There is also a subsidiary organization, the Smithsonian Research Foundation, which has received federal money transferred from the Smithsonian's account at the Treasury. Until Congress found out about it two years ago, there was a $1-million contingency fund maintained by S. Dillion Ripley, secretary of the Smithsonian.
It is this complex of activities - together with some financial arrangements involving Mr. Ripley's connection with the American Security and Trust Co. here - that are now attracting investigatory attention. Last fall, Sens. Robert C. Byrd (D-W.Va.) and Ted Stevens (R-Alaska), chairman and ranking minority member respectively of the Senate Appropriations subcommittee with responsibility for federal payments to the Smithsonian, requested a General Accounting Office audit of the organization's books. While noting that the request "in no way should be construed to imply any suspicion of wrongdoing or deliberate impropriety," the request pointed out that the Smithsonian had not "undergone the usual federal reviews and examinations accorded most government agencies."
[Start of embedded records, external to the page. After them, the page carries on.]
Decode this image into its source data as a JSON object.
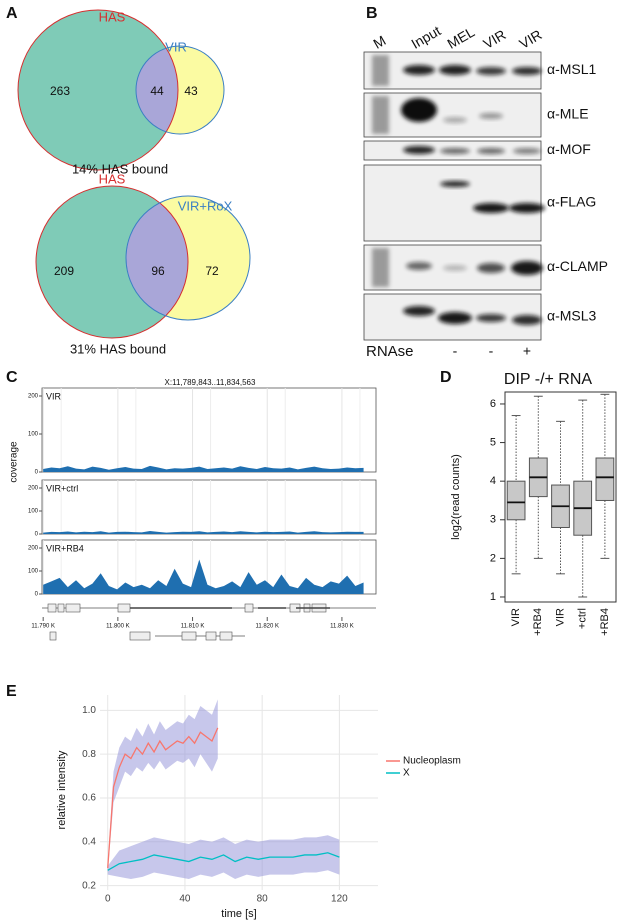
{
  "panel_a": {
    "label": "A",
    "venns": [
      {
        "set1": "HAS",
        "set2": "VIR",
        "only1": 263,
        "both": 44,
        "only2": 43,
        "caption": "14% HAS bound"
      },
      {
        "set1": "HAS",
        "set2": "VIR+RoX",
        "only1": 209,
        "both": 96,
        "only2": 72,
        "caption": "31% HAS bound"
      }
    ]
  },
  "panel_b": {
    "label": "B",
    "lanes": [
      "M",
      "Input",
      "MEL",
      "VIR",
      "VIR"
    ],
    "antibodies": [
      "α-MSL1",
      "α-MLE",
      "α-MOF",
      "α-FLAG",
      "α-CLAMP",
      "α-MSL3"
    ],
    "rnase_label": "RNAse",
    "rnase": [
      "-",
      "-",
      "+"
    ]
  },
  "chart_data": [
    {
      "type": "tracks",
      "label": "C",
      "title": "X:11,789,843..11,834,563",
      "ylabel": "coverage",
      "color": "#1f6fb0",
      "ylim": [
        0,
        200
      ],
      "yticks": [
        0,
        100,
        200
      ],
      "xlim": [
        11789843,
        11834563
      ],
      "xticks": [
        {
          "value": 11790000,
          "label": "11.790 K"
        },
        {
          "value": 11800000,
          "label": "11.800 K"
        },
        {
          "value": 11810000,
          "label": "11.810 K"
        },
        {
          "value": 11820000,
          "label": "11.820 K"
        },
        {
          "value": 11830000,
          "label": "11.830 K"
        }
      ],
      "x": [
        11790000,
        11791100,
        11792200,
        11793300,
        11794400,
        11795500,
        11796600,
        11797700,
        11798800,
        11799900,
        11801000,
        11802100,
        11803200,
        11804300,
        11805400,
        11806500,
        11807600,
        11808700,
        11809800,
        11810900,
        11812000,
        11813100,
        11814200,
        11815300,
        11816400,
        11817500,
        11818600,
        11819700,
        11820800,
        11821900,
        11823000,
        11824100,
        11825200,
        11826300,
        11827400,
        11828500,
        11829600,
        11830700,
        11831800,
        11832900
      ],
      "series": [
        {
          "name": "VIR",
          "values": [
            8,
            12,
            10,
            15,
            9,
            7,
            14,
            11,
            6,
            10,
            13,
            9,
            8,
            16,
            12,
            7,
            10,
            9,
            11,
            14,
            8,
            10,
            12,
            9,
            15,
            11,
            8,
            13,
            10,
            9,
            12,
            7,
            11,
            14,
            10,
            8,
            9,
            12,
            10,
            11
          ]
        },
        {
          "name": "VIR+ctrl",
          "values": [
            6,
            9,
            8,
            11,
            7,
            10,
            8,
            12,
            6,
            9,
            10,
            8,
            7,
            13,
            9,
            6,
            8,
            10,
            9,
            12,
            7,
            9,
            11,
            8,
            12,
            9,
            7,
            10,
            8,
            9,
            11,
            6,
            9,
            12,
            8,
            7,
            8,
            10,
            9,
            9
          ]
        },
        {
          "name": "VIR+RB4",
          "values": [
            40,
            55,
            70,
            30,
            60,
            25,
            45,
            90,
            35,
            20,
            50,
            30,
            40,
            25,
            60,
            35,
            110,
            45,
            30,
            150,
            40,
            25,
            35,
            55,
            30,
            95,
            40,
            60,
            30,
            85,
            35,
            25,
            70,
            40,
            30,
            55,
            45,
            80,
            35,
            50
          ]
        }
      ]
    },
    {
      "type": "box",
      "label": "D",
      "title": "DIP -/+ RNA",
      "ylabel": "log2(read counts)",
      "color": "#c8c8c8",
      "ylim": [
        0.87,
        6.31
      ],
      "yticks": [
        1,
        2,
        3,
        4,
        5,
        6
      ],
      "categories": [
        "VIR",
        "+RB4",
        "VIR",
        "+ctrl",
        "+RB4"
      ],
      "boxes": [
        {
          "min": 1.6,
          "q1": 3.0,
          "median": 3.45,
          "q3": 4.0,
          "max": 5.7
        },
        {
          "min": 2.0,
          "q1": 3.6,
          "median": 4.1,
          "q3": 4.6,
          "max": 6.2
        },
        {
          "min": 1.6,
          "q1": 2.8,
          "median": 3.35,
          "q3": 3.9,
          "max": 5.55
        },
        {
          "min": 1.0,
          "q1": 2.6,
          "median": 3.3,
          "q3": 4.0,
          "max": 6.1
        },
        {
          "min": 2.0,
          "q1": 3.5,
          "median": 4.1,
          "q3": 4.6,
          "max": 6.25
        }
      ]
    },
    {
      "type": "line",
      "label": "E",
      "xlabel": "time [s]",
      "ylabel": "relative intensity",
      "grid": true,
      "band_color": "#8f8fd8",
      "xlim": [
        -4,
        140
      ],
      "xticks": [
        0,
        40,
        80,
        120
      ],
      "ylim": [
        0.18,
        1.07
      ],
      "yticks": [
        0.2,
        0.4,
        0.6,
        0.8,
        {
          "value": 1,
          "label": "1.0"
        }
      ],
      "series": [
        {
          "name": "Nucleoplasm",
          "color": "#f8766d",
          "x": [
            0,
            3,
            6,
            9,
            12,
            15,
            18,
            21,
            24,
            27,
            30,
            33,
            36,
            39,
            42,
            45,
            48,
            51,
            54,
            57
          ],
          "values": [
            0.28,
            0.65,
            0.74,
            0.8,
            0.78,
            0.83,
            0.8,
            0.85,
            0.81,
            0.86,
            0.82,
            0.84,
            0.86,
            0.85,
            0.88,
            0.85,
            0.9,
            0.88,
            0.86,
            0.92
          ],
          "lower": [
            0.26,
            0.58,
            0.65,
            0.72,
            0.7,
            0.74,
            0.72,
            0.76,
            0.73,
            0.77,
            0.73,
            0.75,
            0.77,
            0.76,
            0.78,
            0.74,
            0.8,
            0.76,
            0.72,
            0.78
          ],
          "upper": [
            0.3,
            0.72,
            0.83,
            0.88,
            0.86,
            0.92,
            0.88,
            0.94,
            0.89,
            0.95,
            0.91,
            0.93,
            0.95,
            0.94,
            0.98,
            0.96,
            1.02,
            1.0,
            0.98,
            1.05
          ]
        },
        {
          "name": "X",
          "color": "#00bfc4",
          "x": [
            0,
            6,
            12,
            18,
            24,
            30,
            36,
            42,
            48,
            54,
            60,
            66,
            72,
            78,
            84,
            90,
            96,
            102,
            108,
            114,
            120
          ],
          "values": [
            0.27,
            0.3,
            0.31,
            0.32,
            0.34,
            0.33,
            0.32,
            0.31,
            0.33,
            0.32,
            0.34,
            0.31,
            0.33,
            0.32,
            0.33,
            0.33,
            0.33,
            0.34,
            0.34,
            0.35,
            0.33
          ],
          "lower": [
            0.25,
            0.24,
            0.23,
            0.24,
            0.26,
            0.25,
            0.24,
            0.23,
            0.25,
            0.24,
            0.26,
            0.23,
            0.25,
            0.24,
            0.25,
            0.25,
            0.25,
            0.26,
            0.26,
            0.27,
            0.25
          ],
          "upper": [
            0.29,
            0.36,
            0.38,
            0.4,
            0.42,
            0.41,
            0.4,
            0.39,
            0.41,
            0.4,
            0.42,
            0.39,
            0.41,
            0.4,
            0.41,
            0.41,
            0.41,
            0.42,
            0.42,
            0.43,
            0.41
          ]
        }
      ]
    }
  ]
}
This week, staff writer Charles A. Krause of this newspaper reported that the GAO also has been asked to determine whether it was proper for Mr. Ripley to sit as a director of American Security at the same time the Smithsonian was depositing hundreds of thousands of dollars a year in non-interest-bearing accounts at the bank. As a result of this arrangement, the Smithsonian appears to have lost thousands of dollars in interest by leaving its money in checking accounts instead of investing the funds in short-term securities.
Smithsonian officials defend the system as an efficient cash management arrangement. Mr. ripley, who resigned from the American Security board in December after 10 years, sees no conflict of interest. The Smithsonian secretary, who reportedly received at least $2,400 a year in directors fees from the bank and who owns 150 shares of its stock, said he knew nothing about where the Smithsonian was keeping its money during the period he served on the American Security board.
This kind of link between private and public funds and bank directorships is nothing new. As some readers may recall, four years ago staff writer Ronald Kessler detailed a similar dual role involving the treasurer of the Washington Hospital Center who also happened to be a vice president of American Security. A year later, there were reports by staff writer Douglas Watson on the then-Maryland state treasurer who had placed millions of public dollars in non-interest accounts in various private banks - including one he headed.
In each case, the arrangements may have been merely convenient, friendly - and entirely legal. But when they involve taxpayers' money, questions having to do with conflicts of interest and public confidence cannot be lightly dismissed. For the sake of everybody involved, the GAO should pursue an exhaustive review of the Smithsonian's financialpractices.